Freda (Néhémie Bastien) ist eine junge Frau, die mit ihrer Mutter Jeanette (Fabiola Remy) und ihren ebenfalls erwachsenen Geschwistern Esther (Djanaïna François) und Moïse (Cantave Kervern) in einem beliebten Viertel von Port-au-Prince auf engstem Raum lebt. Die Familie betreibt einen klitzekleinen Laden von ihrem Haus aus. Eigentlich studiert Freda Anthropologie, doch der Vorlesungsbetrieb wird immer wieder durch Streiks der Dozenten und politische Debatten unterbrochen. Jeanette hat für ihre drei Kinder große Pläne. Esther, die ihre Haut mit Cremes bleicht und bei den Herren recht beliebt ist, soll einen reichen Mann heiraten. Für ihren Sohn Moïse wünscht sich die Mutter ein Stipendium zum Studium im Ausland. Freda soll trotz ihres Studiums und der Arbeit im Laden einen Job als Bedienung im Hotel einer reichen weißen Madame anfangen. Fredas Freund Yeshua (Jean Jean) kehrt aus dem Krankenhaus zurück, nachdem er durch eine verirrte Kugel von einem Gefecht zwischen Polizei und Demonstranten verletzt wurde. Traumatisiert von diesem Vorfall möchte Yeshua mit Freda in die sichere, benachbarte Dominikanische Republik auswandern.

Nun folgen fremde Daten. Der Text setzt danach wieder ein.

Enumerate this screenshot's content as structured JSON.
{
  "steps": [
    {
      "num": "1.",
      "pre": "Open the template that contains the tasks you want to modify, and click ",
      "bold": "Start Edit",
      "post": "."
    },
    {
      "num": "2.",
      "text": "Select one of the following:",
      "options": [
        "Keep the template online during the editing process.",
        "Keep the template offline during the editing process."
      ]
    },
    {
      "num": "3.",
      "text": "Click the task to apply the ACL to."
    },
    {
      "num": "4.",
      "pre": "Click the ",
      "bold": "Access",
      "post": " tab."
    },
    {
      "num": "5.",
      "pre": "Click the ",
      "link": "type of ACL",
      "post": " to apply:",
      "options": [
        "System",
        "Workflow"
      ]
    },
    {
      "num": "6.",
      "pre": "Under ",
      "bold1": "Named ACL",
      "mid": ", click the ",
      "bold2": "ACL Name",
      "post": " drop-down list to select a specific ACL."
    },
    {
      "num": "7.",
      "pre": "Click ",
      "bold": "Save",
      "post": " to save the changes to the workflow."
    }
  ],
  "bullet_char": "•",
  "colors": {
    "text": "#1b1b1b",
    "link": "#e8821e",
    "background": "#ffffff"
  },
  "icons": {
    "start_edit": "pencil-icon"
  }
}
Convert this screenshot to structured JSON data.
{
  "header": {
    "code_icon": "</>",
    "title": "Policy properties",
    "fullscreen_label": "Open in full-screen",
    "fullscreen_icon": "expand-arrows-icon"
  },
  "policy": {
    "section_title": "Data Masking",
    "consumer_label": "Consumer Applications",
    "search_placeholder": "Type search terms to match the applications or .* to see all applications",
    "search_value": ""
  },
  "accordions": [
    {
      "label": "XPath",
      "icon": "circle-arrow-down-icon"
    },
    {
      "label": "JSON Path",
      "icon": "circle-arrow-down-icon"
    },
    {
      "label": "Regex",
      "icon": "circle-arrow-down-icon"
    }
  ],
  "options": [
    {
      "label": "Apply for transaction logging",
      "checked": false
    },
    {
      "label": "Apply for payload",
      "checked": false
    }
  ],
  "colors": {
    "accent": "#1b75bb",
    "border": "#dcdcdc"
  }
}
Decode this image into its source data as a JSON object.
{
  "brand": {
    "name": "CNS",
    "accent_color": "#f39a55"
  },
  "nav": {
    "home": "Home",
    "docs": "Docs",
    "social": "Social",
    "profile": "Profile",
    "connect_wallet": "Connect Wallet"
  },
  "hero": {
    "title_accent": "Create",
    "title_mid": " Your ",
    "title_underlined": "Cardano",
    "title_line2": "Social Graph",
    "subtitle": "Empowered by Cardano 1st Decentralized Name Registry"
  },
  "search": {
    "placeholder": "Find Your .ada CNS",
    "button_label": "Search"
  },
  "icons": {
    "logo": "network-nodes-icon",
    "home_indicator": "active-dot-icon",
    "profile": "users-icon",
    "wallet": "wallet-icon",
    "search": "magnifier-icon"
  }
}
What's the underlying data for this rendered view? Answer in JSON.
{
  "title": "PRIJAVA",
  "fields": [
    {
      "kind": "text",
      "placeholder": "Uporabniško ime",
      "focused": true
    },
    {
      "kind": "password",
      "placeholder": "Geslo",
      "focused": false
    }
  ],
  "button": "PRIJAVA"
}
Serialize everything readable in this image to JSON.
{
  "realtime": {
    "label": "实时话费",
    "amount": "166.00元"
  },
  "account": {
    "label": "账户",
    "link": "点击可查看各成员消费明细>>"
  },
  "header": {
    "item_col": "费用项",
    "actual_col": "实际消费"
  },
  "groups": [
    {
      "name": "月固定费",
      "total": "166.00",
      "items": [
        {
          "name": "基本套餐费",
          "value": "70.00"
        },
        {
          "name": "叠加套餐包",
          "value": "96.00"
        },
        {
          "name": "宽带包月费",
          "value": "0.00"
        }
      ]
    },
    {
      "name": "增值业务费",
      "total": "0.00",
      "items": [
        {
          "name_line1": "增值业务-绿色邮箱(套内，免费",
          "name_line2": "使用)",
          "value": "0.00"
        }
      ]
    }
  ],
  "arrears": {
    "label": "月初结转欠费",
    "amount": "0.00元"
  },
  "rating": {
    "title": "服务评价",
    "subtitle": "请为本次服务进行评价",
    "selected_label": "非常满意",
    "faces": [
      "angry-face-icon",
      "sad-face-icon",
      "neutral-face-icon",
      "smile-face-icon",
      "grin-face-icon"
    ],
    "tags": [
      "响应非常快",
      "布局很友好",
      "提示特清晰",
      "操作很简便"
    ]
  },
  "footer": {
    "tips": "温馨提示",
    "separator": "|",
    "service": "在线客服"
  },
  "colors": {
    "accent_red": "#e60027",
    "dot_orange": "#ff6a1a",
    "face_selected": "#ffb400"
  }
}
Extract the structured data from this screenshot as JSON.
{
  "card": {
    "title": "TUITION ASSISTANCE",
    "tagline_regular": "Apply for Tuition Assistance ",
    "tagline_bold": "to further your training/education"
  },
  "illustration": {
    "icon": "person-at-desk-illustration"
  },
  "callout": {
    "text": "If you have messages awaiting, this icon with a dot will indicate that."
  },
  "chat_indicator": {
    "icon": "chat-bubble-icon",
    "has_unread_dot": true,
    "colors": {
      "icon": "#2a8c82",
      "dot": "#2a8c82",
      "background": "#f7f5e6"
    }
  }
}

Doch wie wird sich die junge Frau entscheiden?

Das jährlich stattfindende Internationale Filmwochenende in Würzburg bietet natürlich eine gute Gelegenheit für cineastische Reisen in Länder und Regionen, die man hierzulande vielleicht sonst nicht so auf dem Schirm hat. Nach drei deutschsprachigen Werken und einem aus Norwegen wollte ich ähnlich wie in den Vorjahren (Nafi’s Father aus dem Senegal, The Gravedigger’s Wife aus Somalia) einen Beitrag aus eher unbekannten Gefilden kennen lernen. Meine Wahl fiel daher auf Freda von Gessica Généus, in welchem die titelgebende Protagonistin und ihr Umfeld mit den harten Lebensumständen in Port-au-Prince, der Hauptstadt Haitis, zu kämpfen haben.

Die ehemalige französische Kolonie Haiti, welche den Westteil der zu den Großen Antillen gehörenden Insel Hispaniola bildet, leidet seit der Unabhängigkeit 1804 unter Spannungen und Machtkämpfen, welche eine geordnete Entwicklung von Wirtschaft und Gesellschaft verhinderten. Das überaus verheerende Erdbeben am 12. Januar 2010 mit 316.000 Todesopfern und die Wirtschaftskrise verschlimmerten die Zustände noch dazu und so gilt das Land als ärmstes in der westlichen Hemisphere. Als großes Problem erwiesen sich auch diverse Kleptokraten, die einen Großteil der 11 Milliarden internationalen Hilfsgelder einsackten, sowie Korruption. Gessica Généus verarbeitet diese ungünstigen Gegenheiten zu einem stimmigen Film, der trotz der herrschen Situation nie in cineastischen Elendstourismus abdriftet.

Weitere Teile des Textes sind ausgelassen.